La espironolactona en dosis bajas ha demostrado aumentar la supervivencia,
disminuyendo tanto la mortalidad total como la muerte súbita en pacientes en
clase funcional avanzada de la NYHA (III y IV). La eplerenona en pacientes con
aceptable clase funcional (clase II de la NYHA) parece ser útil para la
disminución del endpoint combinado de mortalidad cardiovascular o ingresos por
reagudización de la IC.
 Antiarrítmicos.
El fármaco antiarrítmico más efectivo para suprimir las arritmias y con menos
probabilidad de inducir otros trastornos del ritmo peligrosos en pacientes con
insuficiencia cardiaca es la amiodarona.

Tratamiento de la Insuficiencia Cardiaca con Fracción de Eyección


Conservada
Las metas del tratamiento en estos pacientes son:
1. El alivio de la congestión pulmonar y sistémica.
2. Control de las causas del compromiso de la función diastólica sensibles de
corrección.
Los diuréticos disminuyen la congestión pulmonar y el edema periférico, pero deben
usarse con cautela para evitar el llenado del ventrículo izquierdo.

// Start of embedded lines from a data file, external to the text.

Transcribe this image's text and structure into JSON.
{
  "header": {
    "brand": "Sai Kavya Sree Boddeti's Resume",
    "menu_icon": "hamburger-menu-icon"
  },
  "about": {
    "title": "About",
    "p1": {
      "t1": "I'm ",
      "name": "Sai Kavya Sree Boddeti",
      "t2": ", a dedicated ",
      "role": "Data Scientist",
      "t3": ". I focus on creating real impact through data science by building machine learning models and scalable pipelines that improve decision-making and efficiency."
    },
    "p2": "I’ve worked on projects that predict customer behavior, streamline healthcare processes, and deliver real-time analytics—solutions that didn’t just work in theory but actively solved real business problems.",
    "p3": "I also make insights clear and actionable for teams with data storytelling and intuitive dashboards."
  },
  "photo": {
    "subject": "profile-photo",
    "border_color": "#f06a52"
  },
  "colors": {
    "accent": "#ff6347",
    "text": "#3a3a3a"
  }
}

A diferencia de lo que ocurre con los pacientes con compromiso de la función sistólica,
no se ha demostrado que los betabloqueadores, los IECA y los ARA aporten algún
beneficio respecto de la mortalidad en aquello con insuficiencia cardiaca con FE
conservada. En fecha reciente se demostró que el antagonista de la aldosterona
espironolactona reduce la frecuencia de hospitalización por insuficiencia cardiaca en
esta población, pero no mejora la tasa de sobrevivencia.